Claude opened his stepladder and climbed up to inspect the connection. And, yes, there it was, as he knew it would be. Marcus Bendell was diverting current, using an illegal hookup that was as crude as they came.

He’d shaved open a two-inch section of the service drop line and peeled back the heavy insulation. Both clamps of a twelve-foot red jumper cable were fixed to the service drop, and on the other end the two clamps were attached to the house line. Bypassing the meter.

Twenty-two thousand volts came out of Turkey Point, which the transformers upped to over two hundred thousand volts for cheaper long-distance transmission, then the substations dropped that down again, and the local step-down stations lowered it even more. The transformers on the pole behind Bendell’s house cut the power back to the standard 240 volts, which, with the right amperage, was still plenty enough juice to fry someone’s guts.

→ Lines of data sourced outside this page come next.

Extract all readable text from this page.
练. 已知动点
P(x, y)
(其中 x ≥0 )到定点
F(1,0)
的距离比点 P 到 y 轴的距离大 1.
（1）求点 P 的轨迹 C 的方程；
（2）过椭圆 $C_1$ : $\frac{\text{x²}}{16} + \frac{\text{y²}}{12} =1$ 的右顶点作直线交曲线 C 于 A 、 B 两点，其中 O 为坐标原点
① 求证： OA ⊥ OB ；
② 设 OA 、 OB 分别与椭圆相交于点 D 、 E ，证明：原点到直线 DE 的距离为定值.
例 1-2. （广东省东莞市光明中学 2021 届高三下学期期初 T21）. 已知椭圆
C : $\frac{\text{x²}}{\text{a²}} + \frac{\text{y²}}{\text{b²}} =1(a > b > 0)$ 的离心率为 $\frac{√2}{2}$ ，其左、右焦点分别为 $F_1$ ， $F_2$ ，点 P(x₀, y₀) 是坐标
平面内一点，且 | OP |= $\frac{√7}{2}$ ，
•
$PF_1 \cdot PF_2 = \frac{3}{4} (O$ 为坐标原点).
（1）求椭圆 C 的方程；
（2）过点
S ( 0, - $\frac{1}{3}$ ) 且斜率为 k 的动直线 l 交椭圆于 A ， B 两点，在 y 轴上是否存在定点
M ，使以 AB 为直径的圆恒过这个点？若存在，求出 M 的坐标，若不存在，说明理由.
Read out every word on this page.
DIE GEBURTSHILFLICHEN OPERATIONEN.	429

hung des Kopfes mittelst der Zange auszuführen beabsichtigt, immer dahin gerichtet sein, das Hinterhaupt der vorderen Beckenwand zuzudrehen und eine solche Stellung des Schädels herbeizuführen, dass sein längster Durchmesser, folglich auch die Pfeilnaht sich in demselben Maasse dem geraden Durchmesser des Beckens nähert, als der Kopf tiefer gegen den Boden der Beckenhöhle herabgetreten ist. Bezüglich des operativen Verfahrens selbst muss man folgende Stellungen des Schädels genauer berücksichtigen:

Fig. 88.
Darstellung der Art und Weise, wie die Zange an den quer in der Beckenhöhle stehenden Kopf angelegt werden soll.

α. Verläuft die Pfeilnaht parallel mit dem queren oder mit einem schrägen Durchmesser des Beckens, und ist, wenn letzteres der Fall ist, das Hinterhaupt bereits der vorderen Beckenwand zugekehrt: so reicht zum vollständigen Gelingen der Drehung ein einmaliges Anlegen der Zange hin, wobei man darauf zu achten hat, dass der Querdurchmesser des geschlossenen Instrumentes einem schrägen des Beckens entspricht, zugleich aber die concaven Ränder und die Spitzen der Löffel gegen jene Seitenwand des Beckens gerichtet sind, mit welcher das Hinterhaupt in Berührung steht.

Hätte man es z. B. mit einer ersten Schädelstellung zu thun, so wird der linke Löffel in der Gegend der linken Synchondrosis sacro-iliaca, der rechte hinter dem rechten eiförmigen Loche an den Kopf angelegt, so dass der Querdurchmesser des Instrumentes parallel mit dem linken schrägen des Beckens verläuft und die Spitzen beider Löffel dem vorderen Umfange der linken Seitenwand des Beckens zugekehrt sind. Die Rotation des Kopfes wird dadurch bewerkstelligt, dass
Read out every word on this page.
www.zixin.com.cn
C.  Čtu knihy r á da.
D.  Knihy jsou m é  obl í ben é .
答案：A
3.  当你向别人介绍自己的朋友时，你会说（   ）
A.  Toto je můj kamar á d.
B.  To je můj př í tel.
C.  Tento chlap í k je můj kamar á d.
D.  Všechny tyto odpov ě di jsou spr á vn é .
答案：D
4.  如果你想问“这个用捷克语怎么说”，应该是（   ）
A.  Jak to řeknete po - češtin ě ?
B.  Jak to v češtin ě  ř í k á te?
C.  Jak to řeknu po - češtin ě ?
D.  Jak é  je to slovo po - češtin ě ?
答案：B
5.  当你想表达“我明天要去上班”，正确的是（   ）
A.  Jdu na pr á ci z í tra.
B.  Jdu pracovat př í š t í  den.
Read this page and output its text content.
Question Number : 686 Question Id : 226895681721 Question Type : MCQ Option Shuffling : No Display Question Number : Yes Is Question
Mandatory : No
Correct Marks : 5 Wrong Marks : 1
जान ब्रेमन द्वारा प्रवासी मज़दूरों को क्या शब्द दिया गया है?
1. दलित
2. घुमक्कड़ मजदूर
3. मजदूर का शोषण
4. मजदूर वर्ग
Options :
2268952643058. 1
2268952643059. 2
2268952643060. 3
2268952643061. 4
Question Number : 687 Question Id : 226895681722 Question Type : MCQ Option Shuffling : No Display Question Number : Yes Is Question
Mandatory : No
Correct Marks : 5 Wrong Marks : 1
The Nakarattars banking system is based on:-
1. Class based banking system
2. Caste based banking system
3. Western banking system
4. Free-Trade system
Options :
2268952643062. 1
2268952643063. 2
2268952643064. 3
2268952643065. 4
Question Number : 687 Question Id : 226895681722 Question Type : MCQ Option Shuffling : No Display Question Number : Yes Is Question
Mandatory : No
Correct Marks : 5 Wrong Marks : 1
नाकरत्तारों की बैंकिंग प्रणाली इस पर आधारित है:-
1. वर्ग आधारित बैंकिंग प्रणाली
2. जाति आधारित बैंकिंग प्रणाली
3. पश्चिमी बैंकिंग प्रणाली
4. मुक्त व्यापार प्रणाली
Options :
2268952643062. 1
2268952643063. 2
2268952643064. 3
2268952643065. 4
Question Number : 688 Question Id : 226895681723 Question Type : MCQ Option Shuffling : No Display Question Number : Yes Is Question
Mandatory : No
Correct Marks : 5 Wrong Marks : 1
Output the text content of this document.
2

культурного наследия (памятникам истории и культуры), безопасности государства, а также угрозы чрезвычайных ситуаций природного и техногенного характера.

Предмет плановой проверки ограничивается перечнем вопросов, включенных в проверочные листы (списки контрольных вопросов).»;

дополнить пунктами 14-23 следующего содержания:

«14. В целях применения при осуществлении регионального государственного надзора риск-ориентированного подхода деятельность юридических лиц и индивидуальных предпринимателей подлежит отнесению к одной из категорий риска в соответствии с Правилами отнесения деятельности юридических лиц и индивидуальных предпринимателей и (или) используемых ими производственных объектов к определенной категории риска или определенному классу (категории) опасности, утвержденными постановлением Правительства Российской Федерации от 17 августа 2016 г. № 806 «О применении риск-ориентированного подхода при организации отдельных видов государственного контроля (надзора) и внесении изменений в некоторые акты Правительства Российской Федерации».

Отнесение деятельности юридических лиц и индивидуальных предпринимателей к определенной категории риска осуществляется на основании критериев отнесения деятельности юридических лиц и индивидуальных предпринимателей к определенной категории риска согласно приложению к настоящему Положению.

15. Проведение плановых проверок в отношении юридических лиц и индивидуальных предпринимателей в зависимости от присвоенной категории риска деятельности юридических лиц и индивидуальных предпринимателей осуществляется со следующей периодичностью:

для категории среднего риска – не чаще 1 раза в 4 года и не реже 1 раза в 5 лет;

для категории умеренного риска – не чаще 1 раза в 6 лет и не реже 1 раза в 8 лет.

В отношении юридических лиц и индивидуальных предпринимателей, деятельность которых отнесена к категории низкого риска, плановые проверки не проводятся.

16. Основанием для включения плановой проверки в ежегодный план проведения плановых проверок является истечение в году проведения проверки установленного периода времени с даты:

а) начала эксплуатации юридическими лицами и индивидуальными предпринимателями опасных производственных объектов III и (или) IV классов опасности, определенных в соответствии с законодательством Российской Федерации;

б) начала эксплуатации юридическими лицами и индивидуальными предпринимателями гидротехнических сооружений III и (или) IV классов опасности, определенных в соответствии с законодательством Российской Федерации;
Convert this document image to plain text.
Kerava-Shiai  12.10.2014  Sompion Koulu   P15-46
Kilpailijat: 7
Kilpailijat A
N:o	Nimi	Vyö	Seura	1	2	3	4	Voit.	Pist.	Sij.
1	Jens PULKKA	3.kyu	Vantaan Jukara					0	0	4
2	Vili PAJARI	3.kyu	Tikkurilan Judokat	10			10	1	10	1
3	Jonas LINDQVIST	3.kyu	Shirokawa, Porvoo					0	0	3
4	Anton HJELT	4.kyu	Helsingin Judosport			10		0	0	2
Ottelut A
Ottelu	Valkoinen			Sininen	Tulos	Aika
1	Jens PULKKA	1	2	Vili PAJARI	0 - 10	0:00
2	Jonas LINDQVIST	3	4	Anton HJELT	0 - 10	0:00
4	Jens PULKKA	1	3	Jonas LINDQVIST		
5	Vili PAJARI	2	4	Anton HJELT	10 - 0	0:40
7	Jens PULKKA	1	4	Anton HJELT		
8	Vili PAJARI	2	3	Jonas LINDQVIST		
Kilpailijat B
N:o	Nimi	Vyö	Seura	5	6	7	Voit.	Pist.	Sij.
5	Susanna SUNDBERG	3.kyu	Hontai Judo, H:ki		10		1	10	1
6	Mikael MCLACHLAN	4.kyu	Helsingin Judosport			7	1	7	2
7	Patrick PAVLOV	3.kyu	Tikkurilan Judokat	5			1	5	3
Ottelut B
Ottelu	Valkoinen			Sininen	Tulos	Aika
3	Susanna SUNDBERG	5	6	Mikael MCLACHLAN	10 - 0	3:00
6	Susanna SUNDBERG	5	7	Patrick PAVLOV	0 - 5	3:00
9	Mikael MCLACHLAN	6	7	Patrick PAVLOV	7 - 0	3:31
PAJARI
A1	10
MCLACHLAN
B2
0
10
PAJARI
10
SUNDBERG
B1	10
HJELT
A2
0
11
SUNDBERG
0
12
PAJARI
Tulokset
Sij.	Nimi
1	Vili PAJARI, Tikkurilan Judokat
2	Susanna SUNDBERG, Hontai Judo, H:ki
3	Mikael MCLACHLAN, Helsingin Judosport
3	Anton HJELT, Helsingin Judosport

The red cables were hidden in the branches, but weren’t well concealed. Claude had spotted them right away when he’d done his recon on this dwelling, scouting the neighborhood, deciding how to take out Bendell. Soon as he saw the hookup, bingo perfecto, he had his plan.

Claude was a burly guy. Five-nine, 180, with a cue-ball shaved head and a thick Fu Manchu cropped neat. Short of stature, yeah, but thick-wristed, heavy-boned, and possessing extra-long arms. A back-alley gorilla motherfucker.

Back in his twenties, before bucket trucks took over, Claude spent years shinnying up wooden poles like a Jamaican kid harvesting coconuts. Happiest hours of his life were on top of those power poles amid the rat’s nest of step-down transformers and porcelain insulators and bundle conductors and the slender telephone lines, doing his delicate surgeries while thousands of volts buzzed around him.

Because Claude was efficient and reliable, he’d been promoted down from the sky to a ground-floor cubicle, then came another promotion and another, until now he had his own computer screen, a twenty-man staff, and a cell phone on his belt that put him on twenty-four-hour call. But his true calling was out here, working the street like today. Following his own righteous duty roster.

Claude drew out his yellow insulated gloves, pulled them on, then unclamped the battery cables from the house’s drop line.

He climbed down the ladder, clamps in hand, and tucked them carefully in a clump of weeds. He took off the gloves, crammed them in his pocket. The Spectra gel came in a blue tube. He ordered it from Amazon, kept it in his medicine chest. You never knew when you might want to glop some on your heart monitor or defib paddles.

He squeezed out a handful and wiped it up and down both sides of the ladder’s handrail. Probably not necessary, but Claude wanted to be extra sure this worked. He smeared a little more of the electro gel, then wiped his slimy hands on the sleeves of his jumpsuit and stepped away from the ladder.

All set, ready to go.

Reaching a hand to the window, Claude knuckle-rapped the glass, and a few seconds later the curtain swept aside and a guy’s bleary face appeared. Claude gave the kid a two-finger come-here wave, and the curtains fell closed.